Hajkarim Morteza Chalabi, Upfal Eli, Vandin Fabio
1Biotech Research and Innovation Centre, University of Copenhagen, Copenhagen, Denmark.
2Department of Computer Science, Brown University, Providence, RI USA.
Algorithms Mol Biol. 2019 Mar 30;14:10. doi: 10.1186/s13015-019-0146-7. eCollection 2019.
We study the problem of identifying differentially mutated subnetworks of a large gene-gene interaction network, that is, subnetworks that display a significant difference in mutation frequency in two sets of cancer samples. We formally define the associated computational problem and show that the problem is NP-hard.
We propose a novel and efficient algorithm, called DAMOKLE, to identify differentially mutated subnetworks given genome-wide mutation data for two sets of cancer samples. We prove that DAMOKLE identifies subnetworks with statistically significant difference in mutation frequency when the data comes from a reasonable generative model, provided enough samples are available.

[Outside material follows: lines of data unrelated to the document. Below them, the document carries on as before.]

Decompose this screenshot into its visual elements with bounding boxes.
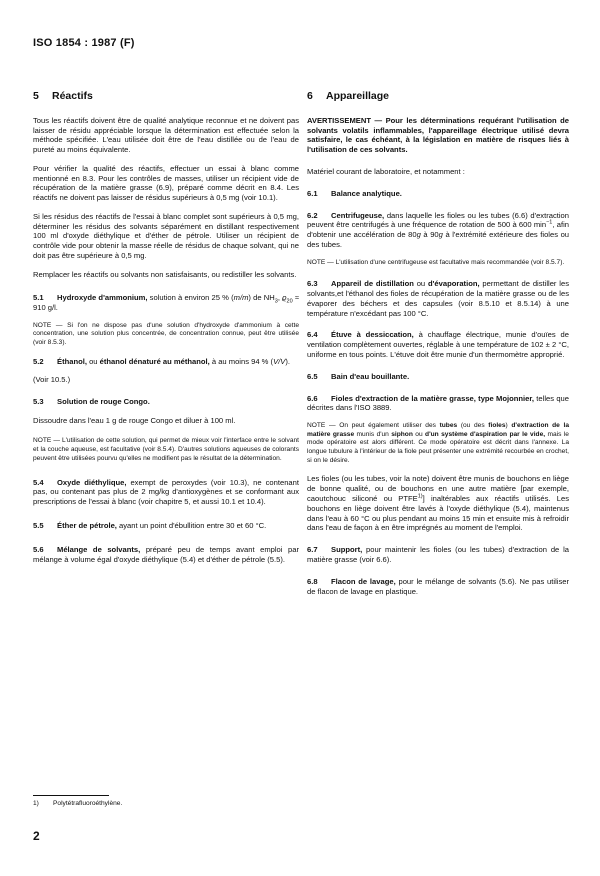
clause-6-3-ou: ou [413, 279, 428, 289]
clause-6-1-title: Balance analytique. [331, 188, 402, 198]
clause-6-3 [307, 279, 569, 318]
clause-6-4-title: Étuve à dessiccation, [331, 330, 414, 340]
clause-5-1-rho: ϱ [282, 293, 287, 303]
clause-6-2-g2: g [438, 230, 443, 240]
clause-5-1-mm: m/m [233, 293, 249, 303]
section-5-para-4: Remplacer les réactifs ou solvants non satisfaisants, ou redistiller les solvants. [33, 269, 297, 279]
clause-5-1-title: Hydroxyde d'ammonium, [57, 293, 148, 303]
clause-6-3-title-b: d'évaporation, [427, 279, 480, 289]
clause-6-6 [307, 394, 569, 414]
clause-5-2-title-a: Éthanol, [57, 356, 87, 366]
clause-6-6-text: telles que décrites dans l'ISO 3889. [307, 393, 569, 413]
clause-6-4-number: 6.4 [307, 330, 318, 340]
left-column [33, 92, 299, 573]
clause-5-1-note: NOTE — Si l'on ne dispose pas d'une solution d'hydroxyde d'ammonium à cette concentration, une solution plus concentrée, de concentration connue, peut être utilisée (voir 8.5.3). [33, 321, 299, 347]
clause-6-2-sup: −1 [546, 219, 553, 226]
clause-6-6-para-b: ] inaltérables aux réactifs utilisés. Les bouchons en liège doivent être lavés à l'oxyde diéthylique (5.4), maintenus dans l'eau à 60 °C ou plus pendant au moins 15 min et ensuite mis à refroidir dans l'eau de façon à en être imprégnés au moment de l'emploi. [307, 493, 569, 533]
clause-6-2 [307, 211, 569, 250]
clause-6-6-note-c: (ou des [457, 422, 489, 430]
clause-6-2-g1: g [416, 230, 421, 240]
clause-5-2-number: 5.2 [33, 356, 44, 366]
clause-6-6-number: 6.6 [307, 393, 318, 403]
section-6-intro: Matériel courant de laboratoire, et notamment : [307, 166, 465, 176]
clause-6-8-text: pour le mélange de solvants (5.6). Ne pas utiliser de flacon de lavage en plastique. [307, 576, 569, 596]
clause-5-1-rho-sub: 20 [286, 298, 293, 305]
clause-6-6-note-b5: d'un système d'aspiration par le vide, [425, 430, 546, 438]
clause-5-2-vv: V/V [273, 356, 286, 366]
section-6-warning: AVERTISSEMENT — Pour les déterminations requérant l'utilisation de solvants volatils inflammables, l'appareillage électrique utilisé devra satisfaire, le cas échéant, à la législation en matière de risques liés à l'utilisation de ces solvants. [307, 115, 569, 155]
clause-6-6-title: Fioles d'extraction de la matière grasse, type Mojonnier, [331, 393, 535, 403]
clause-6-3-title-a: Appareil de distillation [331, 279, 414, 289]
section-5-para-2: Pour vérifier la qualité des réactifs, effectuer un essai à blanc comme mentionné en 8.3. Pour les contrôles de masses, utiliser un récipient vide de récupération de la matière grasse (6.9), préparé comme décrit en 8.4. Les réactifs ne doivent pas laisser de résidus supérieurs à 0,5 mg (voir 10.1). [33, 163, 299, 203]
clause-6-1 [307, 189, 569, 199]
footnote-text: Polytétrafluoroéthylène. [53, 800, 123, 807]
clause-5-1-number: 5.1 [33, 293, 44, 303]
clause-5-1-nh3-sub: 3 [274, 298, 278, 305]
clause-5-2-text-a: à au moins 94 % ( [209, 356, 274, 366]
clause-5-1-text-d: ≈ 910 g/l. [33, 293, 299, 313]
clause-6-6-para-a: Les fioles (ou les tubes, voir la note) doivent être munis de bouchons en liège de bonne qualité, ou de bouchons en une autre matière [par exemple, caoutchouc siliconé ou PTFE [307, 474, 569, 503]
clause-5-6-number: 5.6 [33, 544, 44, 554]
clause-6-6-para-sup: 1) [417, 493, 423, 500]
clause-5-3 [33, 397, 299, 407]
footnote-divider [33, 795, 109, 796]
clause-6-8-title: Flacon de lavage, [331, 576, 396, 586]
clause-6-3-number: 6.3 [307, 279, 318, 289]
clause-6-2-note: NOTE — L'utilisation d'une centrifugeuse est facultative mais recommandée (voir 8.5.7). [307, 258, 565, 266]
clause-5-5-text: ayant un point d'ébullition entre 30 et 60 °C. [116, 520, 267, 530]
clause-6-6-note-b2: fioles [488, 422, 506, 430]
section-6-number: 6 [307, 90, 313, 102]
clause-5-3-text: Dissoudre dans l'eau 1 g de rouge Congo et diluer à 100 ml. [33, 415, 236, 425]
clause-5-4-number: 5.4 [33, 477, 44, 487]
document-header: ISO 1854 : 1987 (F) [33, 37, 135, 49]
clause-6-6-note-b3: d'extraction de la matière grasse [307, 422, 569, 438]
clause-5-2-ou: ou [86, 356, 100, 366]
clause-6-4 [307, 330, 569, 359]
clause-5-1 [33, 293, 299, 313]
clause-5-4 [33, 478, 299, 507]
clause-6-1-number: 6.1 [307, 188, 318, 198]
clause-6-2-text-a: dans laquelle les fioles ou les tubes (6.6) d'extraction peuvent être centrifugés à une fréquence de rotation de 500 à 600 min [307, 210, 569, 230]
clause-5-4-text: exempt de peroxydes (voir 10.3), ne contenant pas, ou contenant pas plus de 2 mg/kg d'antioxygènes et se conformant aux prescriptions de l'essai à blanc (voir chapitre 5, et aussi 10.1 et 10.4). [33, 477, 299, 507]
clause-5-5-number: 5.5 [33, 520, 44, 530]
clause-6-6-note [307, 422, 569, 466]
clause-6-8 [307, 577, 569, 597]
clause-6-6-para [307, 474, 569, 533]
clause-6-2-text-d: à l'extrémité extérieure des fioles ou des tubes. [307, 230, 570, 249]
section-5-title: Réactifs [52, 90, 93, 102]
clause-6-2-number: 6.2 [307, 210, 318, 220]
clause-6-2-text-b: , afin d'obtenir une accélération de 80 [307, 220, 569, 240]
clause-6-7-text: pour maintenir les fioles (ou les tubes) d'extraction de la matière grasse (voir 6.6). [307, 545, 569, 564]
clause-6-6-note-f: ou [412, 430, 426, 438]
page-number: 2 [33, 829, 40, 843]
clause-6-7 [307, 545, 569, 565]
clause-6-6-note-e: munis d'un [354, 430, 392, 438]
clause-5-2-title-b: éthanol dénaturé au méthanol, [99, 356, 210, 366]
clause-6-8-number: 6.8 [307, 576, 318, 586]
footnote-mark: 1) [33, 800, 39, 807]
clause-5-1-text: solution à environ 25 % ( [147, 293, 234, 303]
clause-6-6-note-a: NOTE — On peut également utiliser des [307, 422, 440, 430]
clause-5-2-text-b: ). [285, 356, 290, 366]
clause-6-7-number: 6.7 [307, 545, 318, 555]
clause-6-7-title: Support, [331, 545, 363, 555]
clause-6-5 [307, 372, 569, 382]
clause-5-6 [33, 545, 299, 565]
clause-6-6-note-b1: tubes [439, 422, 458, 430]
clause-6-2-text-c: à 90 [420, 230, 439, 240]
footnote [33, 800, 122, 807]
clause-6-2-title: Centrifugeuse, [331, 210, 385, 220]
clause-6-6-note-b4: siphon [391, 430, 413, 438]
clause-5-3-number: 5.3 [33, 397, 44, 407]
clause-5-5-title: Éther de pétrole, [57, 520, 117, 530]
clause-5-3-note: NOTE — L'utilisation de cette solution, qui permet de mieux voir l'interface entre le solvant et la couche aqueuse, est facultative (voir 8.5.4). D'autres solutions aqueuses de colorants peuvent être utilisées pourvu qu'elles ne modifient pas le résultat de la détermination. [33, 437, 299, 462]
clause-6-6-note-d: ) [505, 422, 512, 430]
clause-5-3-title: Solution de rouge Congo. [57, 397, 150, 407]
section-6-title: Appareillage [326, 90, 390, 102]
clause-5-6-title: Mélange de solvants, [57, 544, 141, 554]
clause-5-2 [33, 357, 299, 367]
clause-6-3-text: permettant de distiller les solvants,et l'éthanol des fioles de récupération de la matière grasse ou de les évaporer des béchers et des capsules (voir 8.5.10 et 8.5.14) à une température n'excédant pas 100 °C. [307, 279, 569, 318]
clause-6-6-note-g: mais le mode opératoire est alors différent. Ce mode opératoire est décrit dans l'annexe. La longue tubulure à l'intérieur de la fiole peut présenter une extrémité recourbée en crochet, si on le désire. [307, 430, 569, 464]
clause-5-1-text-b: ) de NH [248, 293, 275, 303]
section-6-heading [307, 92, 569, 102]
clause-6-5-number: 6.5 [307, 371, 318, 381]
clause-5-5 [33, 521, 299, 531]
clause-6-4-text: à chauffage électrique, munie d'ouïes de ventilation complètement ouvertes, réglable à une température de 102 ± 2 °C, uniforme en tous points. L'étuve doit être munie d'un thermomètre approprié. [307, 330, 569, 360]
right-column [307, 92, 569, 605]
section-5-para-3: Si les résidus des réactifs de l'essai à blanc complet sont supérieurs à 0,5 mg, déterminer les résidus des solvants séparément en distillant respectivement 100 ml d'oxyde diéthylique et d'éther de pétrole. Utiliser un récipient de contrôle vide pour obtenir la masse réelle de résidus de chaque solvant, qui ne doit pas être supérieure à 0,5 mg. [33, 211, 299, 260]
clause-5-6-text: préparé peu de temps avant emploi par mélange à volume égal d'oxyde diéthylique (5.4) et d'éther de pétrole (5.5). [33, 544, 299, 564]
section-5-number: 5 [33, 90, 39, 102]
section-5-para-1: Tous les réactifs doivent être de qualité analytique reconnue et ne doivent pas laisser de résidu appréciable lorsque la détermination est effectuée selon la méthode spécifiée. L'eau utilisée doit être de l'eau distillée ou de l'eau de pureté au moins équivalente. [33, 115, 299, 155]
clause-5-1-text-c: , [277, 293, 283, 303]
clause-5-2-ref: (Voir 10.5.) [33, 375, 71, 385]
clause-6-5-title: Bain d'eau bouillante. [331, 371, 410, 381]
clause-5-4-title: Oxyde diéthylique, [57, 477, 127, 487]
section-5-heading [33, 92, 299, 102]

We test DAMOKLE on simulated and real data, showing that DAMOKLE does indeed find subnetworks with significant differences in mutation frequency and that it provides novel insights into the molecular mechanisms of the disease not revealed by standard methods.
我们研究在大型基因-基因相互作用网络中识别差异突变子网的问题,即,在两组癌症样本中突变频率显示出显著差异的子网。我们正式定义了相关的计算问题,并证明该问题是NP难的。
我们提出了一种新颖且高效的算法,称为DAMOKLE,用于在给定两组癌症样本的全基因组突变数据时识别差异突变子网。我们证明,当数据来自合理的生成模型且有足够的样本时,DAMOKLE能够识别出突变频率具有统计学显著差异的子网。
我们在模拟数据和真实数据上测试了DAMOKLE,结果表明DAMOKLE确实找到了突变频率有显著差异的子网,并且它为该疾病的分子机制提供了标准方法未揭示的新见解。